Recently I met a lovely 75-year-old gentleman who retired several years ago. I will call him Tim.
As Tim and I talked about his life, I came to understand he had a very small social network. Tim’s day consisted of a lot of television watching and “some puttering around” with his tools.
While Tim did not say that he was lonely, he did say that he probably needed to do something besides watch TV but he really wasn’t motivated to do so.
I began to think there must be a lot of people like Tim in our community, lacking the benefits of a strong social network while at the same time feeling unmotivated or unsure of how to cultivate one, especially after retirement.
For the past decade , the United Kingdom has been studying this dynamic in older men and see it as a looming crisis. They found that many older men have low levels of contact with their family and friends, and older men are less likely to engage in projects aimed to tackle social isolation and loneliness.
They concluded that men approaching later life need to make a concerted effort to retain and build their social networks— including friends, family and interest groups.
In the 1990s in Australia, the Men’s Shed was created as a productive place for older men to get together, work on projects and make friends. There are now over 2,000 Men’s Sheds worldwide in 10 countries.
Members can choose activities that include building things for themselves and others, taking part in community service projects or other volunteer opportunities. Right now, there are 12 Men’s Sheds in the United States. There are none in California, but hopefully that will change.
If you are interested in starting one in our community, you can learn more at usmenssheds.org/what-is-mens-shed.
In the meantime, there are some local options where men can build social networks.
Service groups like Rotary and Kiwanis offer opportunities like community service, making new friends with a variety of interests, listening to speakers and engaging in social activities and business networking. These organizations are not male exclusive, and they require annual dues, but they do great work and help to build a strong social network among their members.

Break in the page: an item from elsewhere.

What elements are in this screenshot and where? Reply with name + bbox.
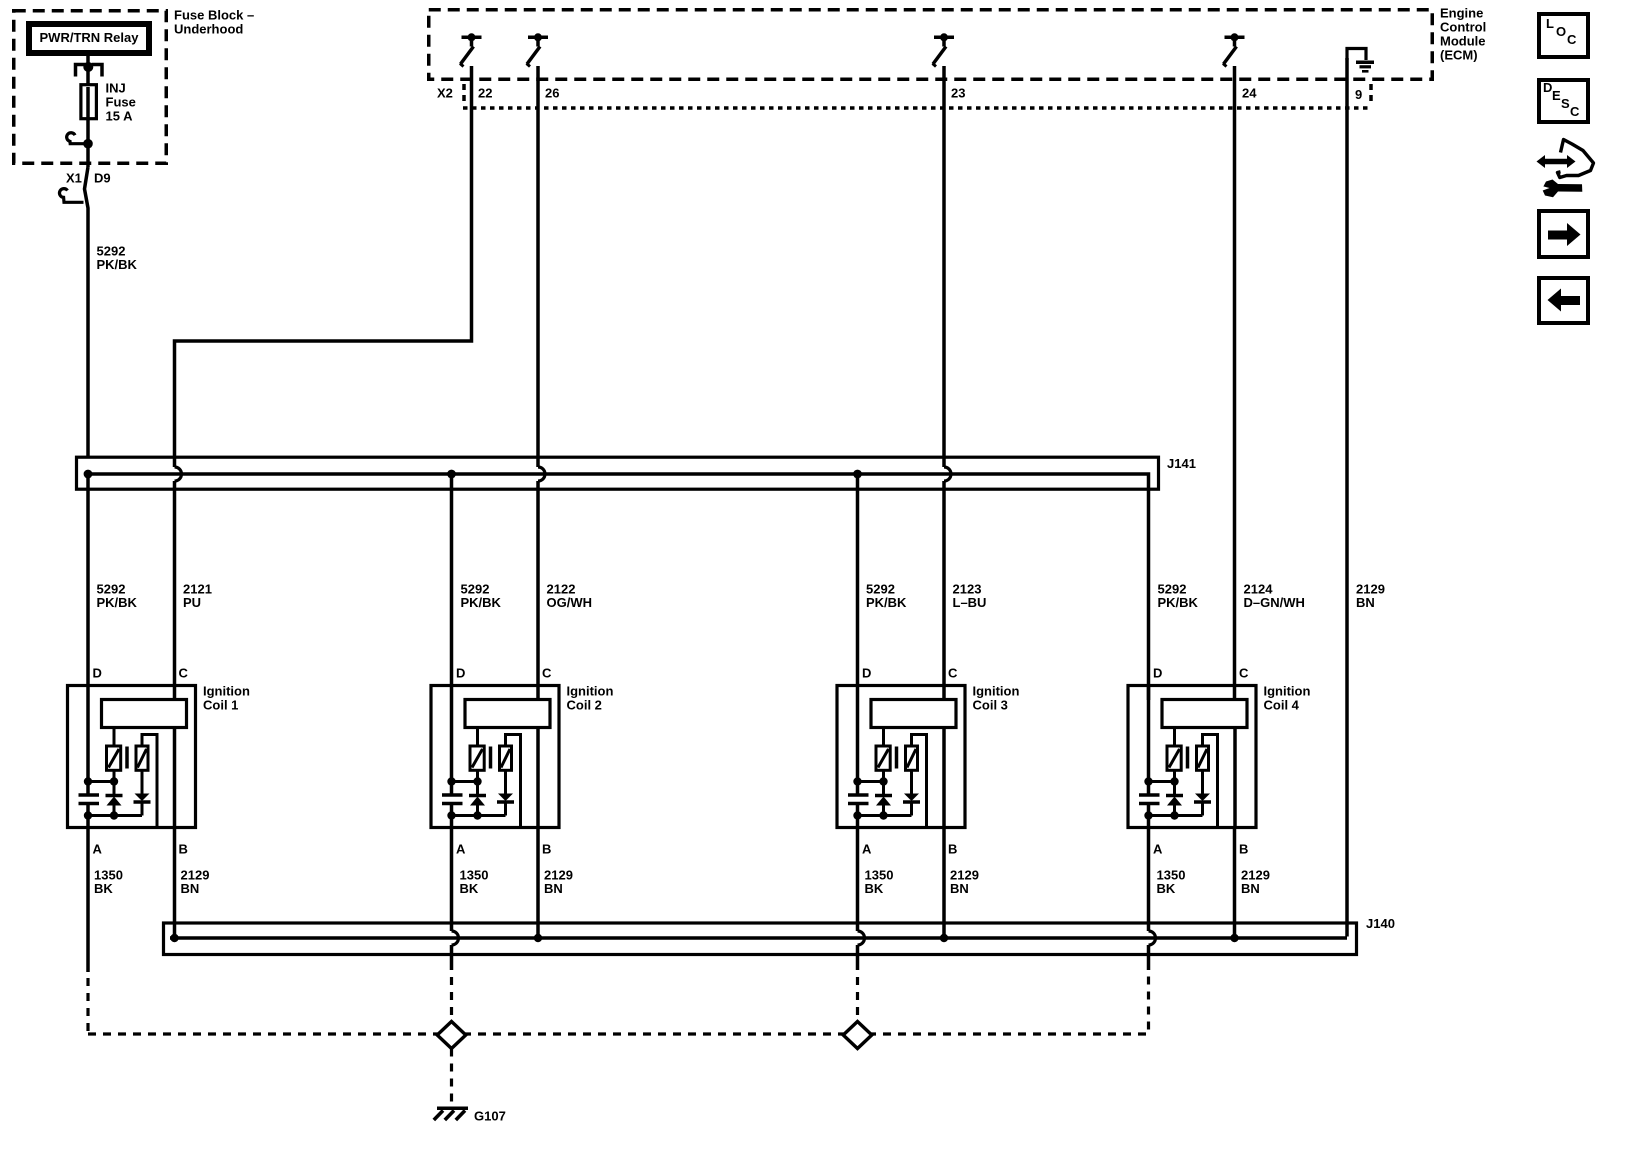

Active adult centers like Goebel Adult Community Center in Thousand Oaks, Simi Valley Senior Center and Agoura Hills Recreation and Event Center offer classes, special events, excursions and drop-in programs for senior adults. At Goebel, there are two men’s discussion groups: one meets from 10 a.m. to noon Tuesdays and the second from 2 to 4 p.m. Wednesdays (no meeting the fourth Wednesday of the month).
The Westlakers is a men’s only group limited to those who work or live within Westlake Village boundaries. Learn about them at www.westlakers.org.
I see several smaller informal men’s groups meeting at coffee shops around the area.
Places of worship often have men’s groups that meet regularly. Special interest groups also exist in our community for those that enjoy golf, pickleball or classic cars, for example.
And of course, if you are a gentleman interested in engaging in purposeful activities, Senior Concerns has a variety of volunteer opportunities to consider.
The challenge for those looking to join a group is that many are not advertised. And if a person is less motivated to build their social network, this is just one more obstacle in doing so.
According to the Centers for Disease Control and Prevention, “Although it’s hard to measure social isolation and loneliness precisely, there is strong evidence that many adults who are socially isolated or lonely put their health at risk. For example, social isolation was associated with about a 50% increased risk of dementia, a 29% increased risk of heart disease and a 32% increased risk of stroke.”
People generally are social by nature. Strong social relationships can help older men and women live longer, healthier and happier lives.
If you are retired man who is looking to connect with others, think about what a good fit for you might be, do some research and get involved.